Mr. Gilligan said he asked Mr. Kelly who had insisted on playing up the 45-minute claim and the scientist said it was Alastair Campbell, Mr. Blair's communications adviser. Mr. Campbell has denied the allegation, and several government officials told the inquiry Monday that Mr. Campbell had not pushed for the 45-minute claim to be included.

Mr. Blair also insisted his government did not exaggerate the Iraqi threat. And Mr. Kelly testified before his death that he had not provided information for the Gilligan report.

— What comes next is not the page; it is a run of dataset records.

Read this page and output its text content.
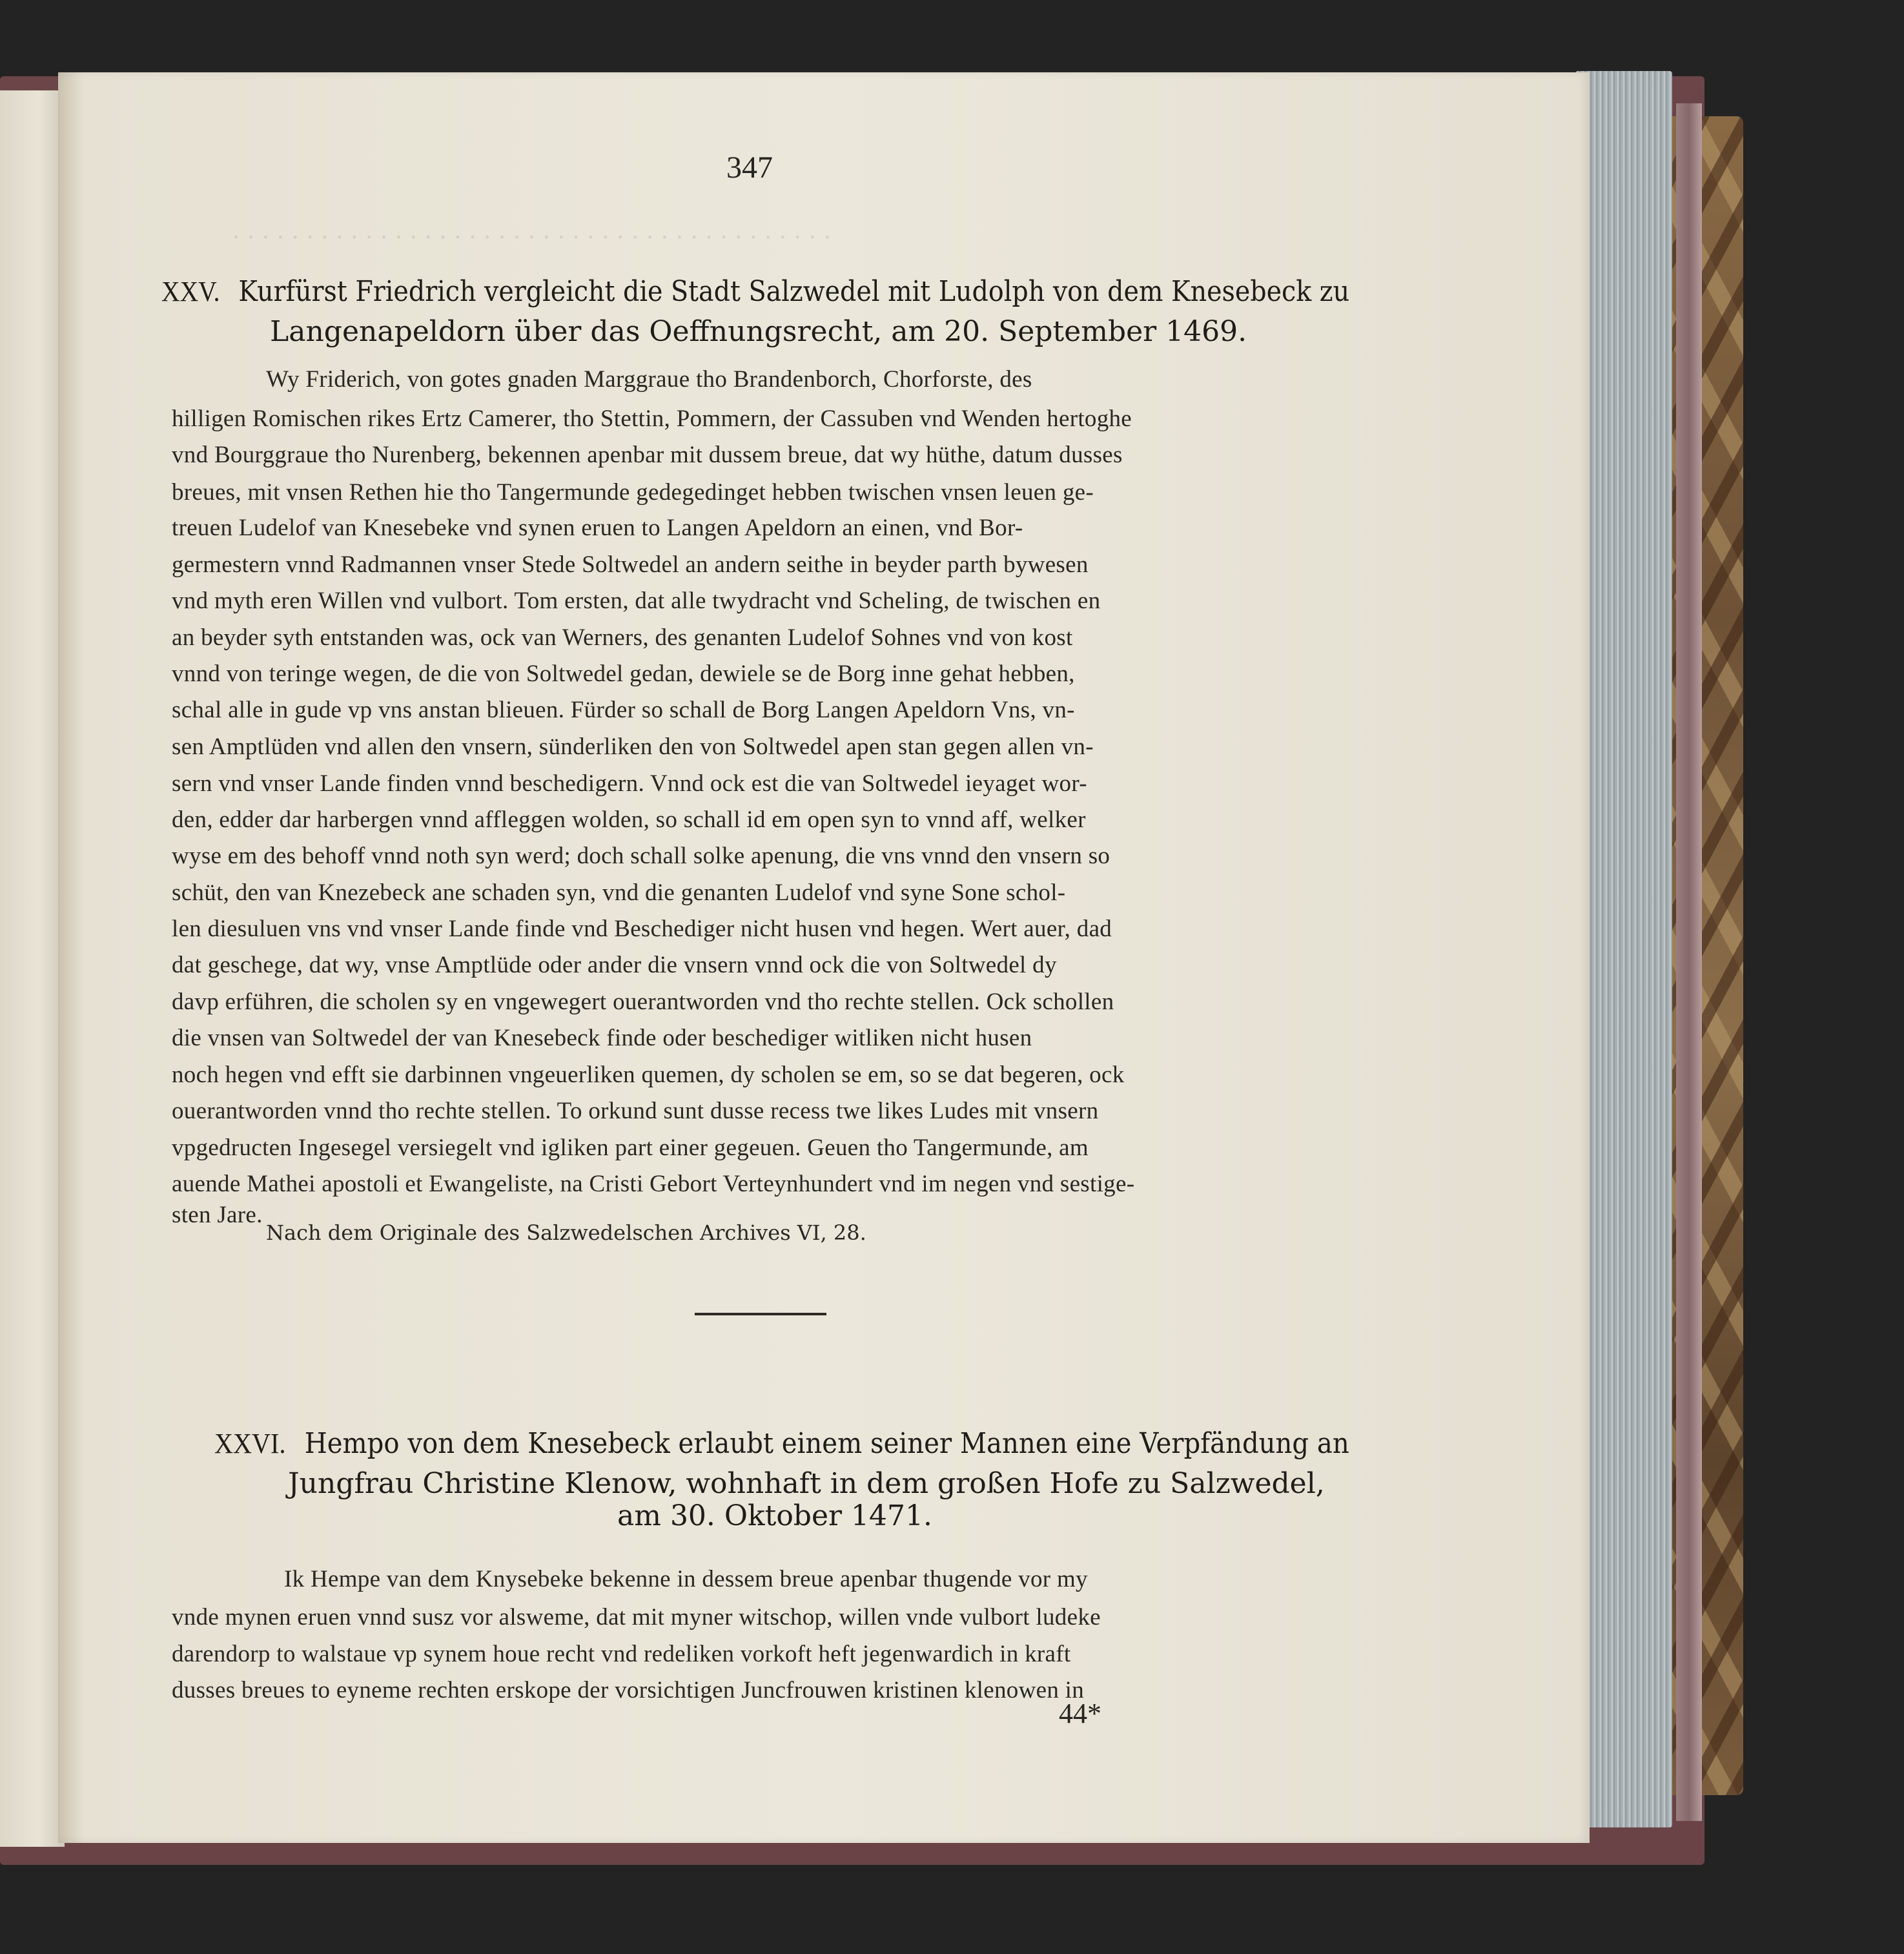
· · · · · · · · · · · · · · · · · · · · · · · · · · · · · · · · · · · · · · · · ·
347
XXV. Kurfürst Friedrich vergleicht die Stadt Salzwedel mit Ludolph von dem Knesebeck zu
Langenapeldorn über das Oeffnungsrecht, am 20. September 1469.
Wy Friderich, von gotes gnaden Marggraue tho Brandenborch, Chorforste, des
hilligen Romischen rikes Ertz Camerer, tho Stettin, Pommern, der Cassuben vnd Wenden hertoghe
vnd Bourggraue tho Nurenberg, bekennen apenbar mit dussem breue, dat wy hüthe, datum dusses
breues, mit vnsen Rethen hie tho Tangermunde gedegedinget hebben twischen vnsen leuen ge-
treuen Ludelof van Knesebeke vnd synen eruen to Langen Apeldorn an einen, vnd Bor-
germestern vnnd Radmannen vnser Stede Soltwedel an andern seithe in beyder parth bywesen
vnd myth eren Willen vnd vulbort. Tom ersten, dat alle twydracht vnd Scheling, de twischen en
an beyder syth entstanden was, ock van Werners, des genanten Ludelof Sohnes vnd von kost
vnnd von teringe wegen, de die von Soltwedel gedan, dewiele se de Borg inne gehat hebben,
schal alle in gude vp vns anstan blieuen. Fürder so schall de Borg Langen Apeldorn Vns, vn-
sen Amptlüden vnd allen den vnsern, sünderliken den von Soltwedel apen stan gegen allen vn-
sern vnd vnser Lande finden vnnd beschedigern. Vnnd ock est die van Soltwedel ieyaget wor-
den, edder dar harbergen vnnd affleggen wolden, so schall id em open syn to vnnd aff, welker
wyse em des behoff vnnd noth syn werd; doch schall solke apenung, die vns vnnd den vnsern so
schüt, den van Knezebeck ane schaden syn, vnd die genanten Ludelof vnd syne Sone schol-
len diesuluen vns vnd vnser Lande finde vnd Beschediger nicht husen vnd hegen. Wert auer, dad
dat geschege, dat wy, vnse Amptlüde oder ander die vnsern vnnd ock die von Soltwedel dy
davp erführen, die scholen sy en vngewegert ouerantworden vnd tho rechte stellen. Ock schollen
die vnsen van Soltwedel der van Knesebeck finde oder beschediger witliken nicht husen
noch hegen vnd efft sie darbinnen vngeuerliken quemen, dy scholen se em, so se dat begeren, ock
ouerantworden vnnd tho rechte stellen. To orkund sunt dusse recess twe likes Ludes mit vnsern
vpgedructen Ingesegel versiegelt vnd igliken part einer gegeuen. Geuen tho Tangermunde, am
auende Mathei apostoli et Ewangeliste, na Cristi Gebort Verteynhundert vnd im negen vnd sestige-
sten Jare.
Nach dem Originale des Salzwedelschen Archives VI, 28.
XXVI. Hempo von dem Knesebeck erlaubt einem seiner Mannen eine Verpfändung an
Jungfrau Christine Klenow, wohnhaft in dem großen Hofe zu Salzwedel,
am 30. Oktober 1471.
Ik Hempe van dem Knysebeke bekenne in dessem breue apenbar thugende vor my
vnde mynen eruen vnnd susz vor alsweme, dat mit myner witschop, willen vnde vulbort ludeke
darendorp to walstaue vp synem houe recht vnd redeliken vorkoft heft jegenwardich in kraft
dusses breues to eyneme rechten erskope der vorsichtigen Juncfrouwen kristinen klenowen in
44*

The Hutton inquiry has also received an internal memo from a BBC editor saying the Gilligan story had been "marred by flawed reporting" and the "loose use of language."

But with Mr. Blair's poll numbers down, the political opposition has seized on the Gilligan testimony to claim the government is in trouble.

Conservative Party lawmaker Richard Ottaway told British television he wants to know to what extent Mr. Blair authorized any alleged deception by his Number 10 Downing Street office.

"What is crystal clear in my view is that the BBC did not exaggerate the case. It did report its sources accurately and the consequences on that for Number 10 are, in my view, very serious indeed," Mr. Ottaway said.

The prime minister is vacationing in the Caribbean, but he will get a chance to address those questions when he makes an appearance at the Hutton inquiry at a date to be announced.